Not everyone is buying Carey's story. Insiders told Page Six the mishap was her fault. One source said, "It was totally [Carey's] screw-up...Her assistant came out for the sound check, not her...All her dancers were in step. Everybody else onstage heard the track. Even without [the earpiece] there were eight speakers onstage. It was not the sound people." The insider added, "She was like a lost puppy...She wasn't even standing where she was supposed to...There was no [production] reason she couldn't do it." The source also said Carey skipped out on a private after-party performance at Planet Hollywood. A second source claims, "The sound check was about 20 minutes. A stand-in did the whole routine with the mic. Mariah was on the side of the stage, and at the very end—no more than four seconds—she goes up and goes, 'La-da-dee-da...Everything sounds great. Love you, New York,' and left."
Carey's rep denied those claims.
One casualty of the disaster is Carey's longtime creative director and choreographer, Anthony Burrell, who reportedly moved her backup singers offstage to make room for dancers—which in turn hindered her ability to hear her vocal cues. "He's not being brought back [in 2017] for a number of reasons," a source close to Carey told Entertainment Tonight, who added that the move left Carey "with no support" onstage.

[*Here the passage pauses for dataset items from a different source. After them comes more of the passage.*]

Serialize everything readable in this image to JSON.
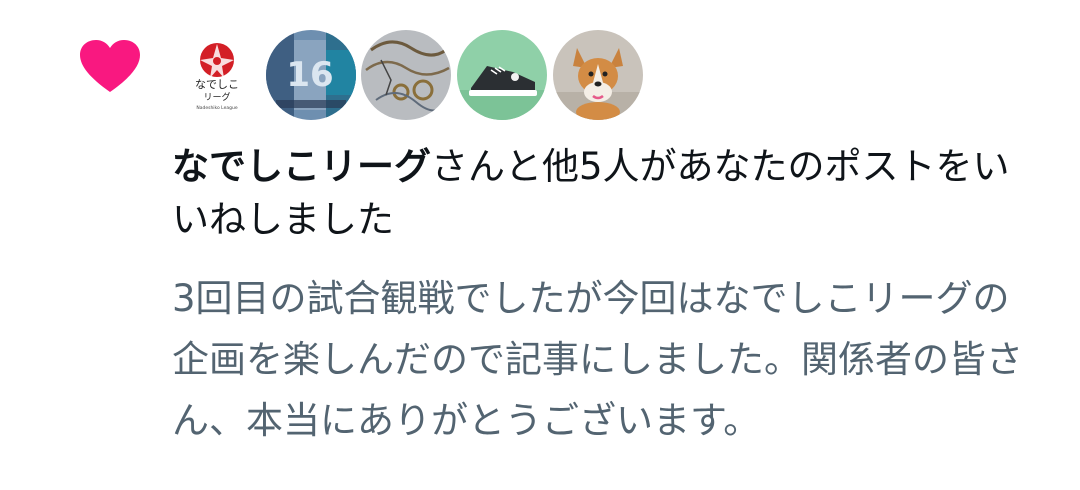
{
  "notification": {
    "type": "like",
    "heart_color": "#f91880",
    "liker_name": "なでしこリーグ",
    "message_rest": "さんと他5人があなたのポストをいいねしました",
    "post_text": "3回目の試合観戦でしたが今回はなでしこリーグの企画を楽しんだので記事にしました。関係者の皆さん、本当にありがとうございます。",
    "avatars": [
      {
        "name": "nadeshiko-league-avatar",
        "logo_text": "なでしこ",
        "logo_sub": "リーグ",
        "logo_caption": "Nadeshiko League"
      },
      {
        "name": "user-avatar-jersey",
        "jersey_number": "16"
      },
      {
        "name": "user-avatar-illustration"
      },
      {
        "name": "user-avatar-sneaker"
      },
      {
        "name": "user-avatar-corgi"
      }
    ]
  }
}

Aside from her own team, the chanteuse has one particularly staunch defender in the form of Marie Osmond. The "Paper Roses" singer told Access Hollywood Live, "I think people enjoy seeing people have problems, which is kind of sad, but it's kind of where we are. First of all, high-five to her for not walking offstage. When you can't hear, you can't hear. I don't care what you think. People think you can hear. You don't know what to sing to. You don't know what pitch to sing in, and they go, 'You know, it was lip-synched.'" She added, "Just so you know, most of those big shows are [lip-synched] because they don't want a mishap, and they want to make sure that everything is right. Do you know what I'm saying?...And so she was in a really bad predicament. I think she gave it her best shot, and she's gotten a lot of publicity from it, so, awesome."